Amazing grace, how sweet the sound…
PASAY CITY, Philippines — When disaster strikes, there is undoubtedly no sweeter sound than that of approaching rescue. And this is what the MV Amazing Grace, the Philippine Red Cross’ disaster response ship, intends to deliver.
Senator Richard Gordon, PRC chairman, said Amazing Grace is not only the first ambulance and disaster response vessel in the country, “it is the only ship of its kind being run by the Red Cross Society all over the world.”
The 195-foot catamaran is literally a multi-role vessel: rapid transport and landing vessel, relief supply transport ship, mobile operations command post, humanitarian education and training ship, hospital with medical facility deployment, sea rescue vessel, and humanitarian logistics ship.
“It’s a humanitarian vessel. We can bring hospitals. We can bring patients. We can bring it ashore and tend to the wounded in case of conflict,” Gordon told a press conference at Philippine Navy headquarters for the vessel’s media tour on Monday.
Able to carry 120 passengers and either 20 ambulances or six cargo trucks, Amazing Grace can land on beaches in water as shallow as four feet and lower its main deck to unload equipment like a roll-on/roll-off vessel ship.

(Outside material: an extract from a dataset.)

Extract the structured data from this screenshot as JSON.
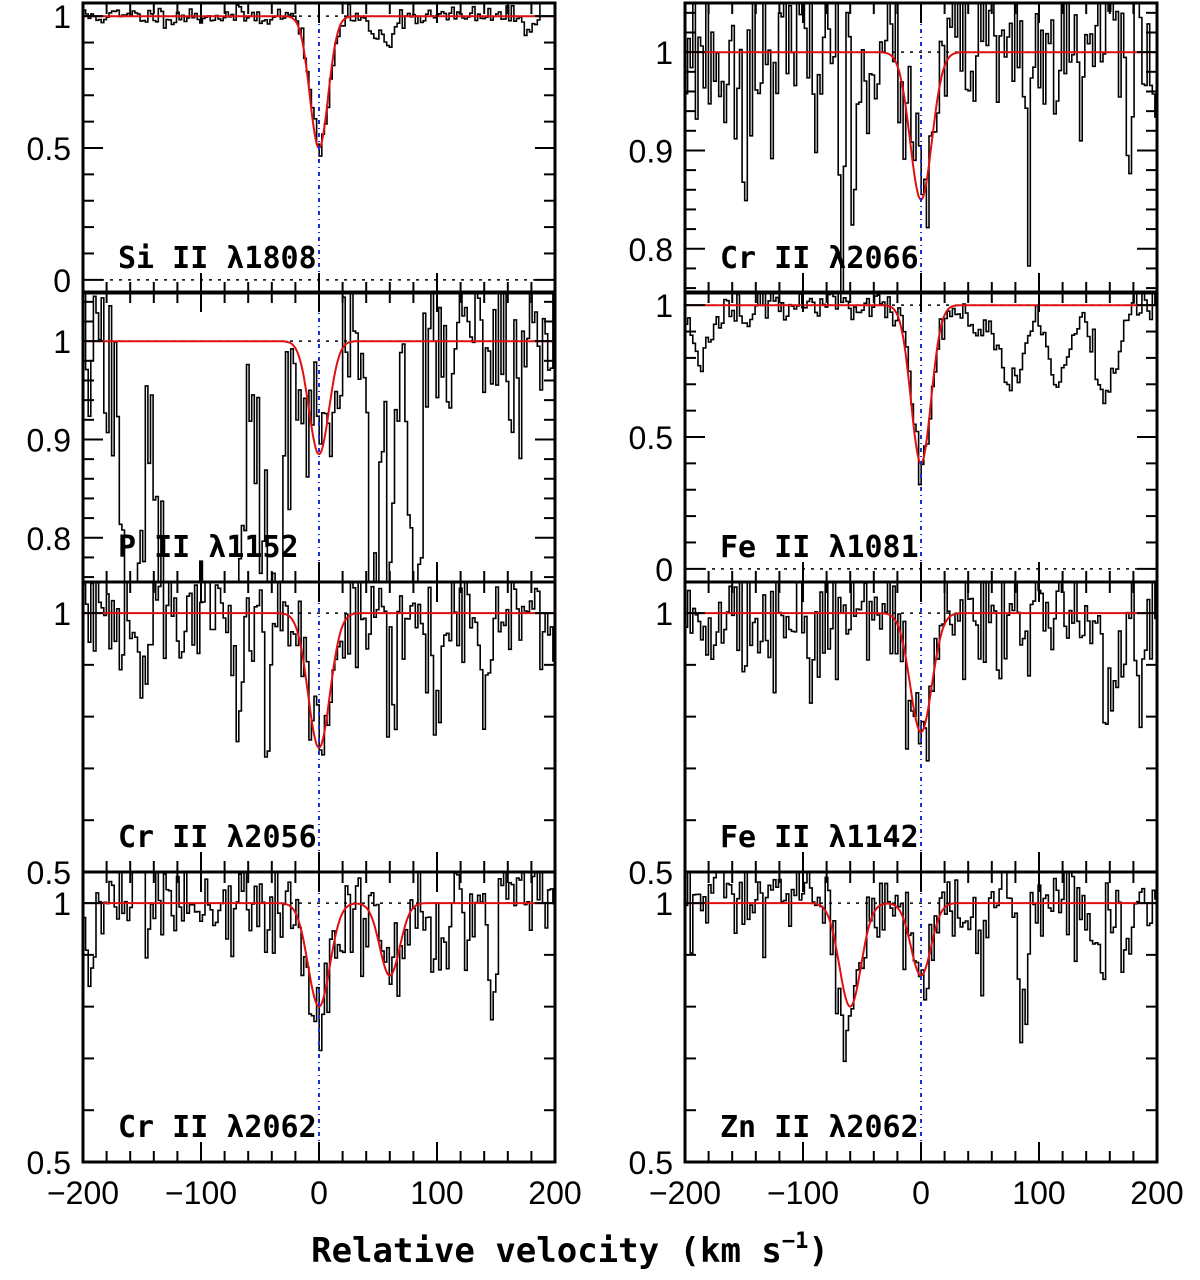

Instead of the traditional wheel, the computerized vessel is steered with a joystick that looks much like a video game controller. Volunteer captain Rodolfo Raz of the Maritime Academy of Asia and the Pacific, all it takes is a crew of six, who can be drawn from maritime schools as part of their training, to man Amazing Grace.
The PRC realized the need for such a shop after experiencing the difficulty of quickly delivering aid to areas that were cut off after super typhoon Yolanda in 2013 closed down roads, airports and seaports.
To give a glimpse of what Amazing Grace can be expected to do, the PRC held a rescue simulation, with boats steered by Red Cross volunteers rescuing passengers from a capsized vessel and transferring them to the ship for immediate treatment.
Constructed in 2010 as a US military prototype vessel, the ship was once known as MV Susitna. She was supposed to be donated as a ferry service in Alaska but had to be put up for sale due to a lack of funds and terminals.
The PRC purchased her for $1.75 million and Gordon said the PRC relies on donations and partnerships to underwrite the ship’s maintenance and fuel costs.
Her new name, coined by 27-year old nurse and Red Cross volunteer Raymond Papa, was chosen from among the entries submitted to the #NameThatRedCrossShip contest last month.
Explaining his entry, Papa said Amazing Grace, the hymn, “was written to spread the message that forgiveness and redemption are possible regardless of one’s background or sins committed … We should be a nation that sails together towards a common goal of serving humanity with no personal vested interest.”
Gordon said the name embodied the principles of the humanitarian organization.
“‘Amazing Grace’ is what the Red Cross is all about,” he said. “It’s not the name of a person, it’s a name of a value, of an effort, of an energy, of a cause to drive people to do good things without being asked.”
Gordon hoped the ship will inspire the youth to volunteer for the Red Cross.
He said the PRC is willing to lend the ship to the government for humanitarian use.
The following day, President Rodrigo Duterte led the commissioning of Amazing Grace and said the vessel would help government provide immediate relief during emergencies. “May this ship serve as a concrete reminder to all of us that above all we must prioritize the safety, the well-being and the welfare of our people,” he said.